The stigma kept me quiet
In denial with the demons inside me
all they say is insanity and violence
Living embarrassed and ashamed silently.
Fighting the pain with alcohol
swallowing it down with pills
So many days I still can’t recall
Playing with Seroquel
In vulnerable positions
Depression in control of me
Mania making dangerous decisions
Anxiety ahold of me.
Questioning the diagnosis.
Broke down and suddenly honest with my therapist.
Deep down having known this
so many years with the demons I never wanted to hear of it.
I was overwhelmed and confused
Borderline with self pity
Manic then stuck in bed subdued
I didn’t have the will and fight in me
Believing the Bipolar means I’m crazy
Believing the stigma put forth by society
Numb as they said they’d always medicate me
No matter the pills I couldn’t escape the depression, mania, and anxiety.
Heard the same thing hurt Robin Williams.
I kept wondering if that’s eventually gonna be me
because I believed these demons are what killed him.
A light came on though –
an icon wouldn’t let Bipolar bring her down.
Truly honest, unafraid, happy, and so bold.

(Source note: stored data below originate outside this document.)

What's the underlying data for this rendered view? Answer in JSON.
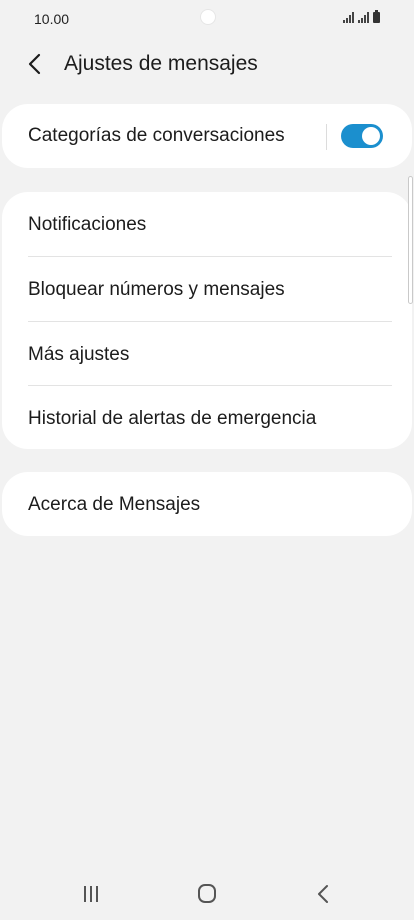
{
  "status_bar": {
    "time": "10.00",
    "icons": [
      "signal-icon",
      "signal-icon",
      "battery-icon"
    ]
  },
  "header": {
    "back_icon": "back-arrow-icon",
    "title": "Ajustes de mensajes"
  },
  "conversation_categories": {
    "label": "Categorías de conversaciones",
    "toggle_on": true,
    "accent_color": "#1b8fce"
  },
  "settings_list": {
    "items": [
      {
        "label": "Notificaciones"
      },
      {
        "label": "Bloquear números y mensajes"
      },
      {
        "label": "Más ajustes"
      },
      {
        "label": "Historial de alertas de emergencia"
      }
    ]
  },
  "about": {
    "label": "Acerca de Mensajes"
  },
  "nav_bar": {
    "icons": [
      "recents-icon",
      "home-icon",
      "back-icon"
    ]
  },
  "colors": {
    "background": "#f2f2f2",
    "card": "#ffffff",
    "text": "#1c1c1c"
  }
}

She stood on solid ground.
Dear Carrie Fisher
death can’t take away your legacy
you’ll forever be
more than “Star Wars” – your voice still is heard.
Your head on collision with Bipolar
and demonstrating to “bring it on”
showed me my life wasn’t over
In this I can become strong.
Until you all that I had seen
was others succumb to it
but you made it seem
that I could do this.
Yes, I still kept quiet
but watched you be a voice for me
It made me proud in silent
I can’t admire you any more than now for sharing your story.
In any and every interview you were honest.
You led by example and truth
Yea you got this
but it didn’t stop you from being you.
Once articulating the ups and downs are like
“one is the meal the other a check”
Your beautiful insight
“There’s no room for demons when your self possessed”
Thank you Carrie for your fight.
Thank you your charisma
Thank you for getting me to look inside
and now head on face the Bipolar and stigma.
No longer living in shame.
I’m gonna be open and honest –
My resolution in your name
because even at the very end you showed me I got this.